Python VS R: Which One Should You Use For Data Science?
Harvard Business Review has termed data science as the sexiest job of the 21st century. Two languages dominate the data science industry: R and Python
While both have gained prominence among programmers and developers, they are at war with each other to become the language of choice for data scientists.
History of Python & R
R is a language and environment for statistical computing and graphics. It is a GNU project which is similar to the S language and environment which was developed at Bell Laboratories by John Chambers and colleagues. R can be considered as a different implementation of S.
Born out of the ABC language, Python’s origins date back to December 1989. Created by Guido van Rossum as a hobby project to work on during week around Christmas, Python is famously named not after the constrictor snake but rather the British comedy troupe Monty Python’s Flying Circus.
Let’s dive a little deeper to compare the two
This is by no means an exhaustive list but here are a few parameters on which we would compare the two languages and try to identify which language comes on top in which scenario.
Ease Of Learning
R has a steep learning curve and people without programming experience may find it overwhelming initially but once you get the hang of it, you can easily build on the foundation and do advanced stuff really quickly.
Python’s philosophy on simplicity and readability makes it very popular among the beginners. It is generally considered easier to pick up.
Another advantage of Python is that it is a more general programming language. For someone interested in becoming a general-purpose programmer, Python is a better choice.
R is used primarily in research and academia but it is slowly making a mark in the enterprise market.
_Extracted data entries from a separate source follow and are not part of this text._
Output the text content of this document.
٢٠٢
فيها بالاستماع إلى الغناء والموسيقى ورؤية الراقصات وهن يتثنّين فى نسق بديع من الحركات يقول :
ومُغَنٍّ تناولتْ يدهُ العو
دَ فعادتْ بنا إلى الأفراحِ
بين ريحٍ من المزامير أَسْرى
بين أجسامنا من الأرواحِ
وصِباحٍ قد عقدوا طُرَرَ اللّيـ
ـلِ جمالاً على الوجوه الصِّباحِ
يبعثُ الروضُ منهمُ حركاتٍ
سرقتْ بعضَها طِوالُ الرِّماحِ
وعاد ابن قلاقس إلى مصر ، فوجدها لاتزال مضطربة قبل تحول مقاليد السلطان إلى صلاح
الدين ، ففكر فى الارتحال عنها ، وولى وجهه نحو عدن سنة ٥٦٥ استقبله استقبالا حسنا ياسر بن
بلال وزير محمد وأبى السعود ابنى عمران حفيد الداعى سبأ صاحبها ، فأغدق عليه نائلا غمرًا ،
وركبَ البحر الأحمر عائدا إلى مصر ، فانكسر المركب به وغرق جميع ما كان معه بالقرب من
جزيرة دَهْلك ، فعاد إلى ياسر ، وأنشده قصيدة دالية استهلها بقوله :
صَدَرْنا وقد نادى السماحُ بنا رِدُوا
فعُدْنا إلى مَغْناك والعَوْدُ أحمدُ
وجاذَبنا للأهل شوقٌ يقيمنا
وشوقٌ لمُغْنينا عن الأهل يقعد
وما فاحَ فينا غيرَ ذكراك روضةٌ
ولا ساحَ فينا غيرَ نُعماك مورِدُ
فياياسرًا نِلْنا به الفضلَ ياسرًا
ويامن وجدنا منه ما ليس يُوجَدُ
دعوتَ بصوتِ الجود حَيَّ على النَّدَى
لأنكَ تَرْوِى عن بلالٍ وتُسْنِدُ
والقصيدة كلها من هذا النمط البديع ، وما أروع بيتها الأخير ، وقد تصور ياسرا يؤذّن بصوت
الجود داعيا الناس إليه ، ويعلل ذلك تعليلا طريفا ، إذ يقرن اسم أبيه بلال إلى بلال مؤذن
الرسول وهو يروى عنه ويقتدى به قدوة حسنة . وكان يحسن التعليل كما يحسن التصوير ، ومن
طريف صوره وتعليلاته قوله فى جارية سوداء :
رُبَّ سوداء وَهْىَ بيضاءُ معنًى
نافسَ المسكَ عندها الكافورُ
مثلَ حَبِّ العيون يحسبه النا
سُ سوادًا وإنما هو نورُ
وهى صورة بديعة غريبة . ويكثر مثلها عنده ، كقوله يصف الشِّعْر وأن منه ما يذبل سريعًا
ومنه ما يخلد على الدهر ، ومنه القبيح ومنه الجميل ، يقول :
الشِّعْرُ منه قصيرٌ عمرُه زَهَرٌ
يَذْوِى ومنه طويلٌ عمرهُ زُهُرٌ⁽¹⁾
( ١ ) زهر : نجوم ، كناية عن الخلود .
Oracle, Microsoft, and IBM are just a few of the many companies that are developing R packages for use with their existing services and databases.
It is the go-to language when data analysis tasks require standalone computing or analysis on individual servers.
Python is used by programmers and engineers from diverse backgrounds who want to delve into data analysis or apply statistical techniques that have to be integrated with web apps or if the code needs to be incorporated into a production database.
Since R is a low-level programming language, it requires long lines to code to execute the same functionality as opposed to Python.
Python being a high-level programming language is much faster and therefore has been the choice of for building mission-critical applications which can be executed quickly.
Libraries & Code Repositories
Primarily designed for statistical computing, R offers an excellent set of high-quality packages for statistical data collection and visualization.
CRAN is a huge repository of R packages to which users can easily contribute. The packages consist of R functions, data and compiled code which can be installed. It also has a long list of popular packages such as dplyr, data.table and many more.
Python is more of a general-purpose language with a rich set of libraries for a wide range of purposes. It consists of PyPi package index which is a repository of Python software. Although users can contribute to PyPi, it is a complicated process. The dependencies and installation of Python libraries can be a cumbersome process
Graphics & Visualization
You would come across a lot of data science professionals who have a penchant for R instead of Python due to its visualization libraries (both static and interactive), interactive style and advanced reporting capabilities.
R packages such as Plotly, High charter, Dygraphs, and Ggiraph are capable of providing users with interactive visualizations that will make them fall in love with this language.
Python has libraries for practically every data visualization need. While most of the libraries are highly specific in accomplishing a single task, some of generic and can be used by users from any field.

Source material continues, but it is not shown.